As for it being damaged before you purchased it, if there was no visible damage to the packaging and contents, the unmixed parts should be unaffected.


Just as I stated earlier on this thread, the instructions are imperative to getting you the best results for the glaze. You may have to unfortunately re-sand/refinish the surface. I know it sounds like extra work, but it would be better than having the bigger problem of your glaze not drying completely, if ever.


Please update us on your progress, or if you have any further questions, please do not hesitate to ask.



Posted 2012-01-14T15:00:21+0000  by Joseph_HD_ATL

I built an oregon state vs. oregon football field beer pong table.  I poured the Parks Super Glaze yesterday on the table, I used 4 boxes.  Everything turned out great except I have some sticky spots.  Will these sticky spots go away or should I just get some more and put another coat on?  I am hoping to try the table out this saturday.  Thanks


Posted 2012-02-14T23:00:48+0000  by osu

Some people will use a small blow torch like you'd use for browning creme brulee for removing the bubbles. On another site,, I saw a post about using an epoxy glaze, like all of you have mentioned, to glaze pennies to a desktop.


Start reading here, Step 6. Step 9, they talk about using the torch for the bubbles.



Posted 2012-02-14T23:59:55+0000  by Paul

I don't have bubbles, it is a 4x8 sheet that has 4 our 5 sticky spots about the size of a baseball.  ?

Posted 2012-02-15T00:10:40+0000  by osu

Hey osu,


Welcome to the community.


Just saw your message this morning and I thought I would chime into your beer pong table debacle. I hope it is usable since it is Saturday today.


As I stated earlier on this thread with previous users, the sticky spots of the your table can be due to several factors, like apply the epoxy too thick in those areas, to even improper mixing.


Refer to the eariler posts on this thread, you may have to refinish the table or at least in spots. I hope you get the results you like for your table, as this epoxy can take the abuse of what you guys dish out on it.



Posted 2012-02-18T16:15:31+0000  by Joseph_HD_ATL


If the epoxy was mixed thoroughly, the thickness of application will have nothing to do with areas remaining sticky. This is a chemical reaction. The components must be completely mixed and allowed a few minutes to blend together.

If you still have sticky spots after 24 hours, try either moving the piece to a much warmer area, or aiming an infra-red heat lamp at the sticky areas. Heat will help complete the re-action. By these re-actions, heat accelerates the re-action, cold will stop it. The mixed components, if put in the refrigerator, will still be liquid hours later. Conversely, on a hot day, the re-action and hardening will be much faster.

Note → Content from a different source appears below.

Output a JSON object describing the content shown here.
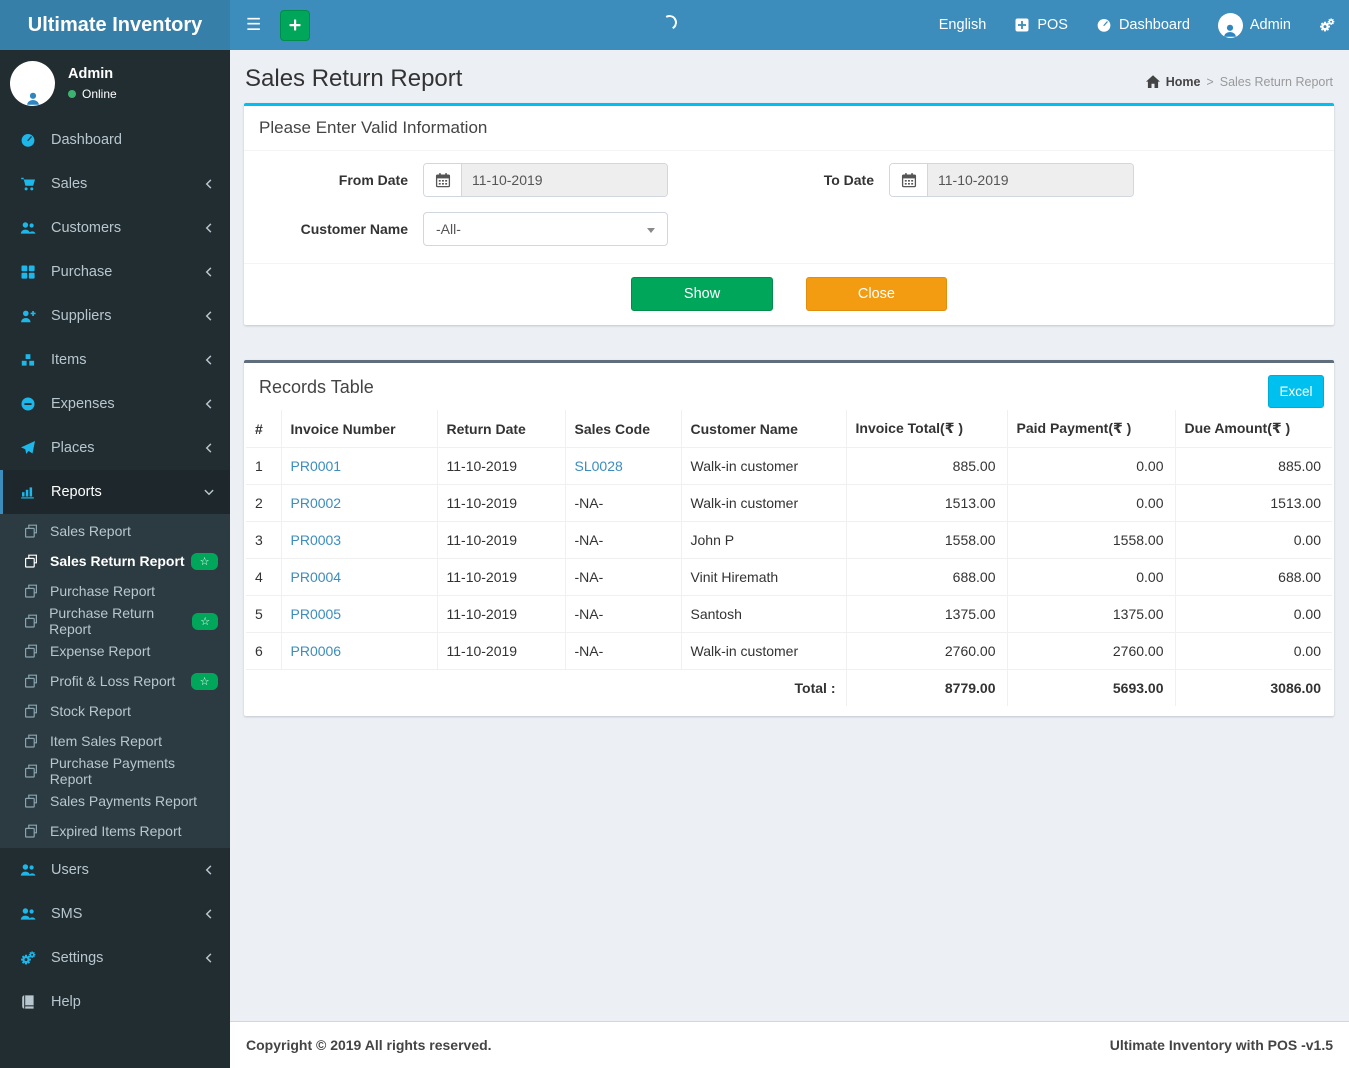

Posted 2012-02-19T05:01:41+0000  by ordjen

Hi there,


I completely sympathize with what you're experiencing with your table. I'm in exactly the same situation with this Glaze, (with air bubbles, ripply surface, NOT dry after a long period of time) and am not entirely sure what to do about it. In a different discussion forum on another site someone said to lay another (thin) coat over the top, as your message had said, but I tried that, and it didn't seem to work very well...that same site said that usually the situation that we're both in results as a function of not mixing the two solutions long enough together and that apparently it needs to be mixed somewhat longer than the box says. :/


I am currently at a bit of a standstill and sad about the tv tables, as I had sealed them and then laid shapes and cutouts over the tops, applying park's glaze in the hopes that it would seal them in...I have wondered if there's as way to remove it somehow and just start over with a different product, or start again? 

Posted 2012-04-21T19:06:54+0000  by makergirl
I ended up using acetone and a plastic scraper to strip the entire table, re-sanded and re-stained it. Finished it with 3 coats of indoor polyeurethane. Looks great.